MÁRIO QUINTANA nasceu em Alegrete, RS, em 30 de julho de 1906 e faleceu em Porto Alegre, RS, em 5 de maio de 1994. Durante toda a sua vida foi poeta. Seu jeito de menino matreiro acompanhou-o por todos os seus oitenta e oito anos pródigos de belas crônicas, versos, frases, pensamentos e poesias. Criou personagens - como o Anjo Malaquias - e fez-nos rir, chorar e nos emocionar. Este é o Quintana reverenciado neste Blog: o nosso anjo-menino, o nosso maior poeta.


* * *

Blog criado no dia 15 de janeiro de 2008

Fazia tempo que eu pensava em criar um blog dedicado a Mário Quintana, poeta pelo qual guardo venerável respeito e admiração. Entretanto, se recorrermos aos sites de busca na internet, encontraremos dezenas de páginas que homenageiam este personagem tão querido de todos nós, cada um com o seu jeito mas todos voltados para a transcrição de sua obra magnífica e de sua biografia inigualável. O meu seria, apenas, mais um, entre tantos e, certamente, muito modesto. Relutei muito. Hoje, dia 15 de janeiro de 2008, enfim, decidi aceitar o desafio que fiz a mim mesmo e eis aqui "SAPATOS E CATAVENTOS", com o qual presto a minha gratidão a Mário Quintana por ter vivido entre nós. Para mim não basta ler os seus poemas, suas crônicas e citações nos livros de minha biblioteca. Acho que transcrevendo-os eles permanecem mais vivos e palpitantes, dando-me a oportunidade de compartilhar com outras pessoas o prazer, a alegria e a emoção que eles transmitem. Assim, meu querido Poeta, este blog é teu. É a única coisa que posso fazer para te dizer "obrigado".

O QUE HÁ NESTE BLOG?

Neste blog encontraremos esquinas, relógios, anjos e telhados. Nele haverá escadas e degraus, canções, ruas e ruazinhas, rãs, sapos, lampiões e grilos. Muitas vezes surgirão gatos, solidão, mortos e defuntos, pássaros, livros, noites e silêncios, ventos, reticências e fantasmas. E poesia, quando o Poeta abrir a sua alma e deixar que do mais íntimo do seu ser, brote em abundância todos os sentimentos que os comuns mortais escondem ou dissimulam por medo de se mostrarem como são. Então ele falará de velhos casarões, de calçadas, janelas, armários, jardins, luar e muros floridos. O Poeta contará historias da cidade que ama, de espelhos, de quartos, bondes e sapatos. De brinquedos, barcos, arroios, cataventos e guarda-chuvas. E de seus baús resgatará os retratos das princesas e das amadas, numa ciranda infindável de doces e ternas reminiscências que nos encantam e comovem enquanto brinca com suas girândolas. E a homenagem singela de um admirador ao Poeta inigualável, sempre externando candura e encantamento enquanto nos revela em plenitude a ternura de seus poemas.

18 fevereiro 2011

- XCIII -


AS COVAS 

O bicho,
quando quer fugir dos outros,
faz um buraco na terra.

O homem,
para fugir de si,
fez um buraco no céu.

IMPERCEPTIVELMENTE 

Agora toda essa preocupação com o ano 2.000! Só pode ser a velha mania ou superstição da conta redonda.

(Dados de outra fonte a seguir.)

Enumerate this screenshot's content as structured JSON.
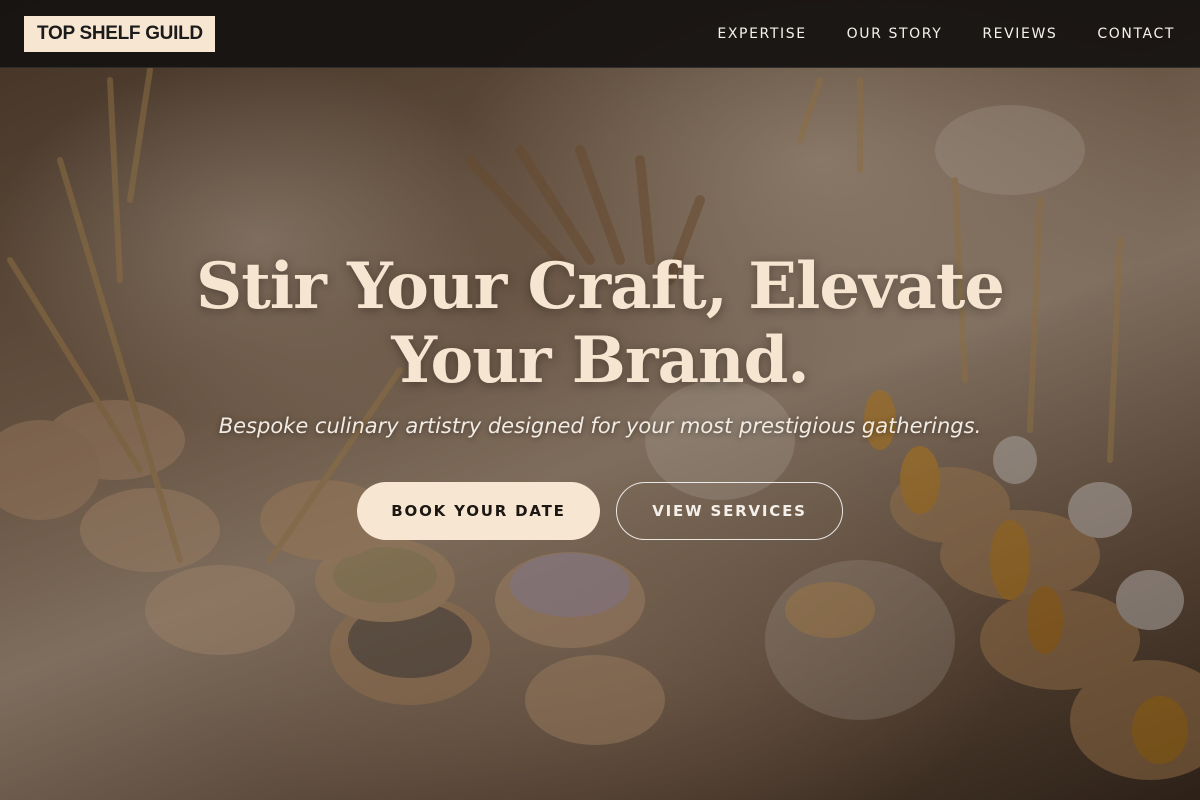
{
  "brand": {
    "logo_text": "TOP SHELF GUILD"
  },
  "nav": {
    "items": [
      {
        "label": "EXPERTISE"
      },
      {
        "label": "OUR STORY"
      },
      {
        "label": "REVIEWS"
      },
      {
        "label": "CONTACT"
      }
    ]
  },
  "hero": {
    "headline": "Stir Your Craft, Elevate Your Brand.",
    "tagline": "Bespoke culinary artistry designed for your most prestigious gatherings.",
    "primary_cta": "BOOK YOUR DATE",
    "secondary_cta": "VIEW SERVICES"
  },
  "colors": {
    "cream_accent": "#f7e6d2",
    "header_bg": "#161311",
    "headline_text": "#f6e5d1"
  }
}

Se vocês estão bem lembrados, ao aproximar-se o Ano Mil já se pensava que era o FIM DO MUNDO. Assim mesmo, com todas as letras maiúsculas. Tanto que, para adiantar o serviço, muitos se mataram antes. Como exemplo, eis um ponto em que hoje todos estão concordes: o famoso Século XIX só foi terminar em 1914. E parece que o danado só começou depois da batalha de Waterloo...

Pois não é que uma dessas entrevistadoras veio indagar de mim um dia destes se estávamos no fim de uma Era?!

Não sou nenhum Nostradamus, de modo que vaticinei – menos obscuramente que este – que nunca se saberá, nunca se notará, nunca se verá o fim de coisa nenhuma.

E isto simplesmente porque a vida é contínua.

Não uma projeção imóvel de slides, mas o desenrolar de um filme em câmara lenta.

E a transformação da face do mundo é como a transformação da cara da gente, que muda tanto durante toda a vida – mas que, dia a dia, de ontem para hoje, de hoje para amanhã, sempre nos parece a mesma cara no espelho.

Deixemos, pois, o Ano Dois Mil chegar imperceptivelmente como um ano qualquer.

LINGUAGEM 

Não sei que crítico notou que os grandes humoristas escrevem clássico. Um exemplo, entre nós: o velho Machado de Assis.

Mas não será isso porque os autores clássicos adquirem forçosamente, com o tempo, um toque de humor? Um toque que decerto não era deles e que reside para nos, seus pósteros, no tom cada vez mais arcaico da sua linguagem.

Nem deve ser por outro motivo que às vezes se ouve, na voz tempestuosa dos Profetas, mercê das antigas traduções da Bíblia, certa nota de humor.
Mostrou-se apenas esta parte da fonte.